De manière générale, dans les opérations logico-arithmétiques, les aveugles présentent : - un retard pour la classification et la sériation des objets concrets perceptibles,

- mais aucun retard significatif pour la classification, l'inclusion des classes et la quantification de l'inclusion ainsi que la sériation lorsque les épreuves sont réalisées à partir d'un matériel verbal dans lequel le support figuratif est réduit voire nul.

Ainsi, Hatwell écrit « qu'à structure logique équivalente, les épreuves purement verbales sont plus faciles à résoudre, pour les aveugles, que les épreuves concrètes » (Hatwell, 1966, 178). Ce constat contredit par conséquent le développement de la logique selon Piaget puisqu'il place les opérations concrètes en amont des opérations formelles.

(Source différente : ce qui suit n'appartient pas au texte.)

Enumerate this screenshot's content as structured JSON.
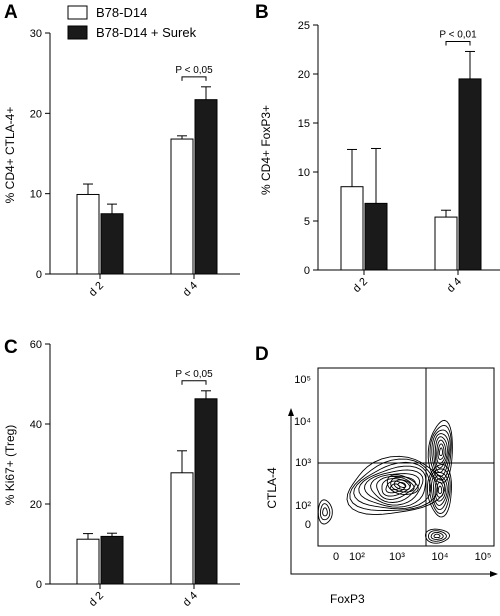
{
  "legend": [
    {
      "label": "B78-D14",
      "color": "#ffffff"
    },
    {
      "label": "B78-D14 + Surek",
      "color": "#1a1a1a"
    }
  ],
  "chart_data": [
    {
      "panel": "A",
      "type": "bar",
      "ylabel": "% CD4+ CTLA-4+",
      "categories": [
        "d 2",
        "d 4"
      ],
      "ylim": [
        0,
        30
      ],
      "yticks": [
        0,
        10,
        20,
        30
      ],
      "series": [
        {
          "name": "B78-D14",
          "values": [
            9.9,
            16.8
          ],
          "errors": [
            1.3,
            0.4
          ]
        },
        {
          "name": "B78-D14 + Surek",
          "values": [
            7.5,
            21.7
          ],
          "errors": [
            1.2,
            1.6
          ]
        }
      ],
      "annotations": [
        {
          "text": "P < 0,05",
          "category": "d 4"
        }
      ]
    },
    {
      "panel": "B",
      "type": "bar",
      "ylabel": "% CD4+ FoxP3+",
      "categories": [
        "d 2",
        "d 4"
      ],
      "ylim": [
        0,
        25
      ],
      "yticks": [
        0,
        5,
        10,
        15,
        20,
        25
      ],
      "series": [
        {
          "name": "B78-D14",
          "values": [
            8.5,
            5.4
          ],
          "errors": [
            3.8,
            0.7
          ]
        },
        {
          "name": "B78-D14 + Surek",
          "values": [
            6.8,
            19.5
          ],
          "errors": [
            5.6,
            2.8
          ]
        }
      ],
      "annotations": [
        {
          "text": "P < 0,01",
          "category": "d 4"
        }
      ]
    },
    {
      "panel": "C",
      "type": "bar",
      "ylabel": "% Ki67+ (Treg)",
      "categories": [
        "d 2",
        "d 4"
      ],
      "ylim": [
        0,
        60
      ],
      "yticks": [
        0,
        20,
        40,
        60
      ],
      "series": [
        {
          "name": "B78-D14",
          "values": [
            11.2,
            27.8
          ],
          "errors": [
            1.4,
            5.5
          ]
        },
        {
          "name": "B78-D14 + Surek",
          "values": [
            11.9,
            46.3
          ],
          "errors": [
            0.8,
            2.0
          ]
        }
      ],
      "annotations": [
        {
          "text": "P < 0,05",
          "category": "d 4"
        }
      ]
    },
    {
      "panel": "D",
      "type": "contour",
      "xlabel": "FoxP3",
      "ylabel": "CTLA-4",
      "xticks": [
        "0",
        "10²",
        "10³",
        "10⁴",
        "10⁵"
      ],
      "yticks": [
        "0",
        "10²",
        "10³",
        "10⁴",
        "10⁵"
      ]
    }
  ]
}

Il faut cependant rappeler que la théorie piagétienne a été élaborée à partir d'enfants voyants. Un aspect essentiel à retenir de ces travaux concerne le matériel utilisé et les implications qui en découlent. De fait, les objets concrets qu'Hatwell propose pour les épreuves de classification sont des pièces de bois aux formes géométriques diverses, et non des objets réels du quotidien. Pour la première épreuve où l'enfant doit repérer l'intrus, Hatwell présente plusieurs séries d'objets choisis selon les critères perceptifs de forme, texture, dimension et orientation : le sujet est donc contraint d'effectuer une catégorisation perceptive afin de réussir l'épreuve puisqu'il doit isoler l'objet qui n'a pas la même forme, la même texture, la même dimension ou la même orientation. La seconde épreuve de classification consiste à demander au sujet de grouper les objets présentés en deux catégories. Les pièces de bois présentent trois critères de classement possibles :

- selon la forme, curviligne ou rectiligne, - selon la dimension, petite ou grande, - selon l'épaisseur, plate ou épaisse.

Là encore, le sujet doit catégoriser les objets selon un critère perceptif. A partir de ce même matériel, il est demandé au sujet de trouver une autre façon de classer les objets présentés ; cependant, l'autre critère envisageable est lui aussi perceptif. Il s'agit alors seulement de modifier le critère de catégorisation (passer de la forme à la dimension par

exemple) mais pas de changer le type de catégorisation (elle reste perceptive dans les deux cas).

On pourrait donc reformuler les résultats trouvés par Hatwell de la façon suivante : les aveugles sont en difficulté lorsqu'il s'agit d'effectuer une catégorisation perceptive tandis qu'ils sont aussi performants que les voyants en catégorisation taxonomique, ce qu'elle teste par les épreuves de classification à support verbal.